There is this sense of entitlement, rightly or wrongly, that my life should be content. Even after experiencing so much in so few years, I have often half-heartly joked I should now be free of any further misfortunate – like a get out of jail free card for the rest of my  (hopefully) many years. But is this realistic?  Would I be living and appreciating life in the way I do now if I did not experience hardship?  Or perhaps what appears as misfortune has actually provided me with something I needed and I wouldn’t have otherwise.  If I imagine a life where my husband did not die and I did not have a breast cancer diagnosis, I suppose I would have been engaged in family life and work and little else.  With my husband’s death, I turned to art and started exploring art which provided a much needed salve on my emotional pain. With my own cancer diagnosis, I have had more space to process my husband’s death, I’ve explored writing and art further, I have been more available for my son.  All of these are benefits beyond the obvious losses.
I suppose this is my argument against believing I need to create perfection - which I continue to wean myself off. Even through things appear negative, that perhaps they are good.  Perhaps I wouldn’t know such joy if I didn’t know such despair.  Perhaps all is perfect just the way it is.

12/13/2011

The value of friendship


I’ve been thinking about the value of friendship. On the weekend, there was a gathering of friends who haven’t sat as a group in about 3 years.  I’ve had a fair bit of support from this group of friends as individuals, but for whatever reasons we haven’t meet as a group. There is something that happens with good friends. There is synergy of ideas in conversation, there is lively discussion and sometimes challenging ideas.  We share our lived experiences and hopes and joys.  The value of this kind of friendship is irreplaceable.

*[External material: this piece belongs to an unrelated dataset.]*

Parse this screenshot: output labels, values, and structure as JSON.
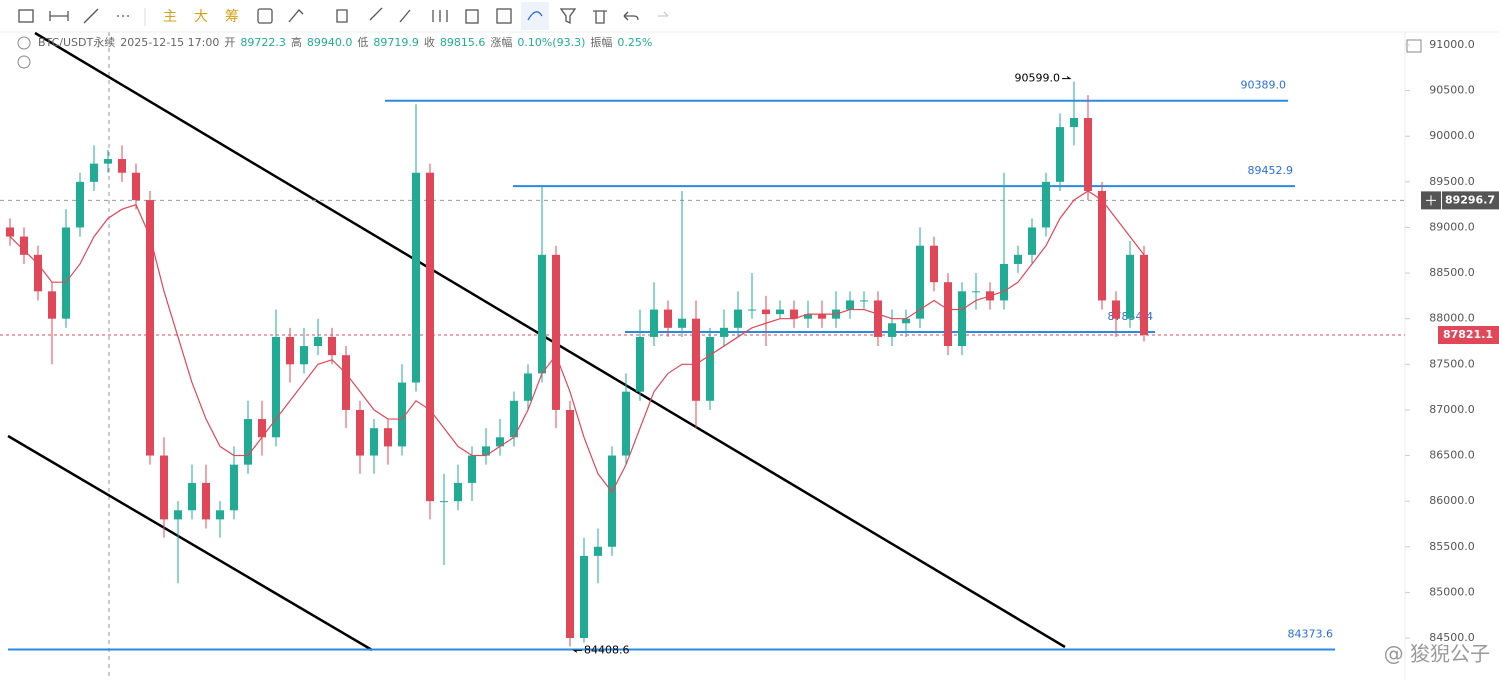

And, in times, like I have experienced in the past few years, it is these friendships that keep me buoyant in many ways. I am certainly blessed to have so many close friends whom I have this sort of relationship with.
On a special side note, I had my first mammogram since treatment and just got the results: everything is completely clear.  Obviously I am very happy to find this out and I can feel a lightness of the relief that goes with having a clear mammogram.